Financial Services Careers

The financial services industry comprises a wide arena of organizations, which are scattered through various categories of businesses. These include brokerages, credit card issuers, mortgage providers, and banks. In view of this, skilled experts are needed, who are trained completely with respect to various IT fields such as programming, operations, databases, systems design and analysis, and networks and telecommunications.

This is actually the field where people could be made satisfied with growth, money and stress. Actuaries, who work for the broader financial services industry, are employed under different categories in the broadest variety of ways that could be thought, and the stakes associated with them are often valued in billions of dollars. The stresses are atypical of the actuarial field as a whole, but the compensation is, too.

This work is an extension of the insurance and pension management, which actuaries have done for generations. In insurance and pension management, actuaries are often called upon to measure the risks and rewards of investments that pension funds use to ensure they can pay benefits to their clients. This concept is also based on the same principle but for the fact that they are being called upon for providing the best risk-reward ratio, which is possible for maximum profits.

Of course, banks and credit issuers have used actuarial models for years. The credit scores used to measure individual credit worthiness were developed in part through the hard work of actuaries. Everyone knows that a person in debt will have a harder time managing more debt.

But actuaries can look at that debt and determine formulas for just how much debt a person can manage, what kind of debt is appropriate and what interest rate is appropriate for the bank to charge in order to mitigate the credit risk.

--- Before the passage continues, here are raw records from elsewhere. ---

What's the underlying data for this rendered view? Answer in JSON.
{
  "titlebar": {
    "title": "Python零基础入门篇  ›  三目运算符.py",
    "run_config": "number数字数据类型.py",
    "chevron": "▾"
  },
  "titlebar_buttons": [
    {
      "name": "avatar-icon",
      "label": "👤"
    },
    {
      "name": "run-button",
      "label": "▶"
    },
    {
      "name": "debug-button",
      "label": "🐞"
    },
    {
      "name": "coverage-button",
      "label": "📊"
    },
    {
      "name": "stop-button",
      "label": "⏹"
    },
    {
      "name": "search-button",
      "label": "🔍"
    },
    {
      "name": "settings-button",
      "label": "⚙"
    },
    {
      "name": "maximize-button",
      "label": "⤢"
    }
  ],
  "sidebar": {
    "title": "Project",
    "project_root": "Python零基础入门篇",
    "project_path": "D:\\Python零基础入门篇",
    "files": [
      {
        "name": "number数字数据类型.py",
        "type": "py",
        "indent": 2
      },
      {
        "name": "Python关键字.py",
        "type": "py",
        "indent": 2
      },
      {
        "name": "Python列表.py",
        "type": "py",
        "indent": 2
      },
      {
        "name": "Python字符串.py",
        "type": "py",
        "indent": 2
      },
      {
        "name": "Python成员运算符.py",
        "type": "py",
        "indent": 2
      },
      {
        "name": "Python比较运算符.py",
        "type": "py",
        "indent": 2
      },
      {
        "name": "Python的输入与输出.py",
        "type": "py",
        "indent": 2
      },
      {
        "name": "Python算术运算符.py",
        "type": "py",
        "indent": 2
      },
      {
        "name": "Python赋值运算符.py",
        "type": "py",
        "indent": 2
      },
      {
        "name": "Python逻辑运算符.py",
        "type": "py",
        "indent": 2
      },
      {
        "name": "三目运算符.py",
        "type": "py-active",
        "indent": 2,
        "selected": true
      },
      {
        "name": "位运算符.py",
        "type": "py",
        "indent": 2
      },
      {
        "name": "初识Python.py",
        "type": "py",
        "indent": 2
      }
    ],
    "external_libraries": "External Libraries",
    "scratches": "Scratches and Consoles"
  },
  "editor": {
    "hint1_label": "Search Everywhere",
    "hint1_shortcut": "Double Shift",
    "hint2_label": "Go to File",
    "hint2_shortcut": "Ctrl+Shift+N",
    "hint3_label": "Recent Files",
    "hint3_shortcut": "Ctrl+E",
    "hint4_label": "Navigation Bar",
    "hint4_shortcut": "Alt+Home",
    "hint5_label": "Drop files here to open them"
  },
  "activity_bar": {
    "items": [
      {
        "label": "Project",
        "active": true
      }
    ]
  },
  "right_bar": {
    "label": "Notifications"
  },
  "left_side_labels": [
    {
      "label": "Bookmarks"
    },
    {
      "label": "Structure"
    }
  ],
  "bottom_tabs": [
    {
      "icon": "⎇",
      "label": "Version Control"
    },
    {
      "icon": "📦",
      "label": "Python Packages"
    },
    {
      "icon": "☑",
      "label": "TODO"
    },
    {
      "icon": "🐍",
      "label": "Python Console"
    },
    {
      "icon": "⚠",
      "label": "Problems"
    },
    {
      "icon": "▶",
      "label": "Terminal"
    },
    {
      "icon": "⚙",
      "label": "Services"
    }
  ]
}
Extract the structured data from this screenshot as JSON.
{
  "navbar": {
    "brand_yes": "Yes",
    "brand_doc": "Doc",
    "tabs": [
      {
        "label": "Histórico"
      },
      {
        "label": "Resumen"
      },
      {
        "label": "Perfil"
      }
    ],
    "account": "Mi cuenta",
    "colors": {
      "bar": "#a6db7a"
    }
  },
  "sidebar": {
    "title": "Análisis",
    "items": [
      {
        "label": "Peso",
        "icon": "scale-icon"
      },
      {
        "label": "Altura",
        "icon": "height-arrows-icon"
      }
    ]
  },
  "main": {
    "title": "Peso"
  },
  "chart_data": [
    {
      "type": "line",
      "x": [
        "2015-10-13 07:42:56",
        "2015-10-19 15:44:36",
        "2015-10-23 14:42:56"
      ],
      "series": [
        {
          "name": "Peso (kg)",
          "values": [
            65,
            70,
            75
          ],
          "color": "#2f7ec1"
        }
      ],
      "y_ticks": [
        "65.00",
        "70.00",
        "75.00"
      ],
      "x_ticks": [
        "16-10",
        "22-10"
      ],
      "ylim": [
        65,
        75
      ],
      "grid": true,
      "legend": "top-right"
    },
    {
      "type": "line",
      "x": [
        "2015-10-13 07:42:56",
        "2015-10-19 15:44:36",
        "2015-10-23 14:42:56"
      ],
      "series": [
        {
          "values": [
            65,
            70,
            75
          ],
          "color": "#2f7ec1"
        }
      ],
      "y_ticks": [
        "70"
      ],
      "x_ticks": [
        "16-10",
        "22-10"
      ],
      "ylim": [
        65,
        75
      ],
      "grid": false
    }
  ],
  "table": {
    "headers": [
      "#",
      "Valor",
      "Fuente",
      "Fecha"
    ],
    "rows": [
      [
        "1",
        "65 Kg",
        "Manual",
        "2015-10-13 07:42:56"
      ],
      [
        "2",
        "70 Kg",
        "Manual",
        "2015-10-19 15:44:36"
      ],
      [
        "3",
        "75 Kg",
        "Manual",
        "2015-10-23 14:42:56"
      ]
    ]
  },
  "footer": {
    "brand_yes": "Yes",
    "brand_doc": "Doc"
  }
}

Actuaries are also being used by proprietary trading desks, mutual funds and hedge funds to study potential trades for unforeseen risks and to help mitigate the risks involved through hedging strategies. Whether the investment involves stocks, bonds, currencies, commodities, even options and futures strategies, there's always risk, and more and more, companies believe actuaries can help minimize those risks. Investing can always be compared to gambling, but it's always beneficial for a gambler to know the odds and then take the game to his or her favor. The actuaries in the financial services industries are also known for often donning the mask of a gambler.

Actuaries are also called upon to help construct investment vehicles for sale to institutional and public buyers. A major broker won't build a new hedging product for its high-net-worth clients without having an actuary on hand to crunch the numbers and determine the risk profiles.

Even investment banks use actuaries to help determine the risks and benefits of merger and acquisition deals. Though this is still rare, a handful of actuaries have been called upon to help crunch numbers and come up with risk-reward situations for a variety of factors in a given merger.

More and more investor assets are being put to work in the global market place every day, and everyone in the game wants to make sure each trade is worth the risk. Actuaries will become an increasingly important part of the investment and financial industries for years to come.

Hiring the Best That Money Can Buy

The financial services companies can always be quoted as the first and most eager IT adopters, mostly because of the fact that these organizations handle huge quantities of numbers and documents in a variety of different ways. As per Gary Simms, operational risk management director for Freddie Mac, the U.S.-government chartered company, located in McLean, VA, the company used technology in a variety of ways for the minimization of costs. This aids the company in maintaining a continuous flow of money to mortgage lenders, who support the home and rental housing markets. Simms also stresses the fact that if the usage of technology can help in improving the functioning, efficiency, and cost management of a company, it is always better to adapt to that technology at the earliest.

Growing Trend Towards Combined Education

A number of short-term and long-term courses on financial IT are being started by an increasing number of universities and their affiliated colleges. Some examples of such courses are mentioned below:

  • Master's degree in financial engineering by Polytechnic University
  • Management of technology in financial services by Polytechnic University
  • Graduate level programs in financial IT by other universities such as the University of California at Berkeley, Kent State College, Claremont Graduate University, and Princeton University

If earlier days are to be referred, finance was never taught in combination with IT management. However, in the current scenario, IT people with some knowledge of finance theory and practice are needed in large numbers. There is also a growing room for the finance people who have the required skills and talent for the management of the technology process.